Un travail déjà honoré depuis des années par de nombreux prix – Grand prix d’Epinal, Prix de l’Humour noir Granville, Grand prix national des Arts graphiques, et une exposition au Centre Pompidou à Paris, mais qui, avec ce nouveau prix très médiatisé, va toucher un plus large public.
Une distinction attribuée à un dessinateur sans concession, ni éditoriale, ni graphique, et pour qui le dessin est une véritable passion comme il le déclarait en 1985 :
« Si je ne dessine pas pendant quatre jours, je suis malade… Je ne peux pas m’imaginer vivre sans faire du dessin. Oui, je serais dans la merde si je ne dessinais pas… ça me sauve. Oui, ça m’aide à survivre. »
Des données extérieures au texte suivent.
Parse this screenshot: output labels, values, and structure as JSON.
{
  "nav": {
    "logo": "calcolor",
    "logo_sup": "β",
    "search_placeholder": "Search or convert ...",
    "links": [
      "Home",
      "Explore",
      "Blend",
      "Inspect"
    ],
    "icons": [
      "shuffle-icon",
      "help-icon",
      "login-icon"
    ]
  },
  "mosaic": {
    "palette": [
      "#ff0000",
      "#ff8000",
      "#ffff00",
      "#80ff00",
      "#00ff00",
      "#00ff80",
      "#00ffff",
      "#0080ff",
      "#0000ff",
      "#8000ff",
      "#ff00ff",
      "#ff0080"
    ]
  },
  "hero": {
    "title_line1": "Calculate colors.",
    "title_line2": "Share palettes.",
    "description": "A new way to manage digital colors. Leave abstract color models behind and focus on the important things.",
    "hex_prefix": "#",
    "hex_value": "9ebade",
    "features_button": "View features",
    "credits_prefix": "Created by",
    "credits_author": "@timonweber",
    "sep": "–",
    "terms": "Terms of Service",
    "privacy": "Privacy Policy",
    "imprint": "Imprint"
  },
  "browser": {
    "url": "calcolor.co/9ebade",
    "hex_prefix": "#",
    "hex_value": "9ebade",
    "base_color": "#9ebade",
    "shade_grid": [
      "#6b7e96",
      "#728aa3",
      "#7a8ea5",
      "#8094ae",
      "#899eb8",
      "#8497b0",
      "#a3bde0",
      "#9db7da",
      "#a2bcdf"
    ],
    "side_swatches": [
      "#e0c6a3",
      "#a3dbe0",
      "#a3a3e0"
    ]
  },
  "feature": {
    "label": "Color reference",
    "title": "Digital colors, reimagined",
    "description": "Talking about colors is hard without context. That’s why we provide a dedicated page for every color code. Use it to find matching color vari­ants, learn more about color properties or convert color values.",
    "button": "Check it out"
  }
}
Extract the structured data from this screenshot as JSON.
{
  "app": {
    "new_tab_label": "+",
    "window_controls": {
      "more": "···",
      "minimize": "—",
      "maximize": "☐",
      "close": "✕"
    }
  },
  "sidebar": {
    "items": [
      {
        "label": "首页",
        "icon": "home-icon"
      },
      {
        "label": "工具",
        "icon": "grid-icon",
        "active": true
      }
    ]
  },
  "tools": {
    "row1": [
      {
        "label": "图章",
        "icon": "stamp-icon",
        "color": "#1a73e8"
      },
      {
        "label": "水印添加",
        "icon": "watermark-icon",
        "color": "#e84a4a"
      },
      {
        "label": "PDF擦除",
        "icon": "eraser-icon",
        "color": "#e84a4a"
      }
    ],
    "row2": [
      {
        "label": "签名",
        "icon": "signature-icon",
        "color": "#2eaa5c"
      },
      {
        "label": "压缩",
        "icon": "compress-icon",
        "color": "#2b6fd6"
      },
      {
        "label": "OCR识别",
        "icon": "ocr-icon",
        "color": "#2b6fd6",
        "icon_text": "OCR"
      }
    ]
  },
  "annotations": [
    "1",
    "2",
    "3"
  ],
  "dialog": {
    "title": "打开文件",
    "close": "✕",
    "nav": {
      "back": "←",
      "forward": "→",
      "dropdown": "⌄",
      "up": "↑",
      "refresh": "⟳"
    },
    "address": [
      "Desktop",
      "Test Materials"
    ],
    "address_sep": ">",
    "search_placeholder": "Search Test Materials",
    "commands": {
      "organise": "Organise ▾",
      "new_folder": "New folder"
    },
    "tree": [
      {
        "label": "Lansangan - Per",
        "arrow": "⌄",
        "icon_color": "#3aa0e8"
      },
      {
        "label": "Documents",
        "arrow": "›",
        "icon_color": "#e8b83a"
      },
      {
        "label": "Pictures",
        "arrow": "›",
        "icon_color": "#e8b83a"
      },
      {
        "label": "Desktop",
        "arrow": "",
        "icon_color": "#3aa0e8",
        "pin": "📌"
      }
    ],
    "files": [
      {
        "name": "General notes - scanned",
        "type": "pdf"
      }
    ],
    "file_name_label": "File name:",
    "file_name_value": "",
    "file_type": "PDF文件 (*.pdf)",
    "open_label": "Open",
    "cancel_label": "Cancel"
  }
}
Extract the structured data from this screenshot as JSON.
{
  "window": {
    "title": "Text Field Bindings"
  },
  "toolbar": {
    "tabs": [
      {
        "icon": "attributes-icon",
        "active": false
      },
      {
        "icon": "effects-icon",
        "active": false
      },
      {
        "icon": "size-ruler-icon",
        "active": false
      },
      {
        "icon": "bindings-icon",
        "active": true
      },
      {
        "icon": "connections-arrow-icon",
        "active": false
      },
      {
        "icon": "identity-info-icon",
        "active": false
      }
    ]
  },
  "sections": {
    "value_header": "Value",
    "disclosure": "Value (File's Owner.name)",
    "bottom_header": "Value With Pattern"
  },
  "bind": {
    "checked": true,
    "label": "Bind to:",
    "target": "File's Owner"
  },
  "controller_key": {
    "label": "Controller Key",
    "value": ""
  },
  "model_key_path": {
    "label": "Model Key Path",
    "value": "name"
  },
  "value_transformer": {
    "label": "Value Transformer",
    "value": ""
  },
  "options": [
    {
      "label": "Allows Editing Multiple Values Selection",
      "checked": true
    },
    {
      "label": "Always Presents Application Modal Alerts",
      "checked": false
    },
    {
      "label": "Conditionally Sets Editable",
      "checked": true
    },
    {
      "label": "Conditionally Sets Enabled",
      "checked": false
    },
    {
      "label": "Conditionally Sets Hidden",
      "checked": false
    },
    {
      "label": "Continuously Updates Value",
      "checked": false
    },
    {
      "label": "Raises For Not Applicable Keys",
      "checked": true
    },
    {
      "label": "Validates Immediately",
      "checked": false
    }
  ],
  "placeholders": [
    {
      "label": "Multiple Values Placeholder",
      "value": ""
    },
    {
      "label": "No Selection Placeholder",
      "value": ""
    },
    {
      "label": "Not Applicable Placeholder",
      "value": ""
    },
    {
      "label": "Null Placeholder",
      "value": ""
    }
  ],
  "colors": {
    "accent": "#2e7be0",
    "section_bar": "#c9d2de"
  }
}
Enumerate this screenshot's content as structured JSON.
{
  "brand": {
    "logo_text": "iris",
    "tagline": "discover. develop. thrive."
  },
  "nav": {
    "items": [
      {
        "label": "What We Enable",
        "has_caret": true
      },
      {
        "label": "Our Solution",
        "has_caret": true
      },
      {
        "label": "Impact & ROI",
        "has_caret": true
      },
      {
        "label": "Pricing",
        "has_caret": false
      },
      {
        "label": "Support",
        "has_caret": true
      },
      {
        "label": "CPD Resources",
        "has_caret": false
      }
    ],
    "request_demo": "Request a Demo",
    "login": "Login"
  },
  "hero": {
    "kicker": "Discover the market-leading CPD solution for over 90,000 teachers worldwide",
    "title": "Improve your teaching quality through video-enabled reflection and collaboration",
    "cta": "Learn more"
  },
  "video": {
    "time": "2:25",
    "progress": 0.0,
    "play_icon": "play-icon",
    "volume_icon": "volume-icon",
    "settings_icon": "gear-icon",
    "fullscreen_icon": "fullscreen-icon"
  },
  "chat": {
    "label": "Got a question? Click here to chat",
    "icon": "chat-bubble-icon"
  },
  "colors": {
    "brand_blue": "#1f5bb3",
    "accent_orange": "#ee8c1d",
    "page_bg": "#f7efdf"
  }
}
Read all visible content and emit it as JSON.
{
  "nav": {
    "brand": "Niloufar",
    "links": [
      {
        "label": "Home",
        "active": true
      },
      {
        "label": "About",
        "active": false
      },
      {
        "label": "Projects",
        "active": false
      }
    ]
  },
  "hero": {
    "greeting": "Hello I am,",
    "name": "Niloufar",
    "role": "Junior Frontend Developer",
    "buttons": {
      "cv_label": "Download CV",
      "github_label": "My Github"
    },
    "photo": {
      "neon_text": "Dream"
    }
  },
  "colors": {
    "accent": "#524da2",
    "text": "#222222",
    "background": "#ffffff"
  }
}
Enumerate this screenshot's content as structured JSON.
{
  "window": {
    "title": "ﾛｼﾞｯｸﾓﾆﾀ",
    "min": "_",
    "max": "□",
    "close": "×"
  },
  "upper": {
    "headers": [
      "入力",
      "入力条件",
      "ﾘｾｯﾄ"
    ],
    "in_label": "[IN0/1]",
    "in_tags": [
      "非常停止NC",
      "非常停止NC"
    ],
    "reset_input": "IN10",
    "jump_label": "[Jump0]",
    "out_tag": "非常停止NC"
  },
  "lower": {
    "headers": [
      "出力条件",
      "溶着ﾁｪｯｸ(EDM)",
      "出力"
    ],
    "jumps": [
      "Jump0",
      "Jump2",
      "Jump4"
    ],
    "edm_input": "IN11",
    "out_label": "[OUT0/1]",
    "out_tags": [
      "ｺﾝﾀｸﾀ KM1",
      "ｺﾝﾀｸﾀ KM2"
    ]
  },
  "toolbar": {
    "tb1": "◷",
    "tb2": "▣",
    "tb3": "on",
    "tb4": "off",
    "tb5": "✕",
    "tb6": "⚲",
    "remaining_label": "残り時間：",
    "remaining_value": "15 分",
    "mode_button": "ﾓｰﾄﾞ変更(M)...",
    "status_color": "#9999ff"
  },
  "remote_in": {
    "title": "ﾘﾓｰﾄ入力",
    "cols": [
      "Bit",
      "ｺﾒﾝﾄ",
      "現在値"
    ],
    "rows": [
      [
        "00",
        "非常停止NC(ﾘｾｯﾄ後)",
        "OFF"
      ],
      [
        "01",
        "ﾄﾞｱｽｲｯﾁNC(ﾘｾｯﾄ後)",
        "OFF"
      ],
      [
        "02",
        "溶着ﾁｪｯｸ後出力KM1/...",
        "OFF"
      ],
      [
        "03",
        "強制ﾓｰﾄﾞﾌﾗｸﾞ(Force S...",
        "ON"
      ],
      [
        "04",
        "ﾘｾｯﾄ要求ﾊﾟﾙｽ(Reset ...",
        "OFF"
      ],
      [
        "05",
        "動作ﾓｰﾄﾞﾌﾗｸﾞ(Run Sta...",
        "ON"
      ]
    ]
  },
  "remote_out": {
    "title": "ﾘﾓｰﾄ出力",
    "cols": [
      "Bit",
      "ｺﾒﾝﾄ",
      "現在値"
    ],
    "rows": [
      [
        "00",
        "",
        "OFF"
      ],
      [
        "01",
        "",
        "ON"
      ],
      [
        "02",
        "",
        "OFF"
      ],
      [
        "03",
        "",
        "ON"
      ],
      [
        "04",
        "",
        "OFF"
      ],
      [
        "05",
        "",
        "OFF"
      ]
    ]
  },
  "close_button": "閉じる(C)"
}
Normalement (l’organisation du festival bouge beaucoup en ce moment…), le lauréat du grand prix d’Angoulême est le maître d’œuvre de l’édition suivante, on attend avec impatience celle de 2014. On en reparlera d’ici-là.
La désignation « surprise » de Willem comme Grand prix d’Angoulême 2013 suscite déjà des commentaires (à lire notamment sur ActuaBD.com) dans le milieu de la bande dessinée plus habitué à encenser des gens du sérail que des créateurs qui ne font pas que de la BD et qui vendent à 2 000 exemplaires comme le dit lui-même notre néerlandais national.
Willem à l'oeuvre en 2007 à St. Just-le-Martel |
Mais voilà, il faut savoir que cette année au festival de la BD d’Angoulême le lauréat du Grand Prix a été désigné selon une nouvelle procédure de scrutin par les auteurs de BD présents et accrédités au festival. La liste du vote comprenait les noms Pierre Christin, Cosey, Nicolas de Crécy, Hermann, Manu Larcenet, Lorenzo Matotti, Alan Moore, Katsuhiro Otomo, Marjane Satrapi, Joann Sfar, Posy Simmonds, Jirô Taniguchi, Akira Toriyama, Jean Van Hamme, Chris Ware et Willem. Au final c’est l’Académie des grands prix qui a départagé les cinq noms arrivant en tête.
Sur les 1 500 auteurs présents à Angoulême, 537 ont voté, Le vainqueur était, jusqu’à cette année, choisi uniquement par l’Académie des Grands prix, qui regroupe les anciens lauréats.
Un autoportrait de Willem paru dans le magazine Zéro et republié dans le catalogue de l’exposition que lui a consacré la ville d’Epinal en 1990.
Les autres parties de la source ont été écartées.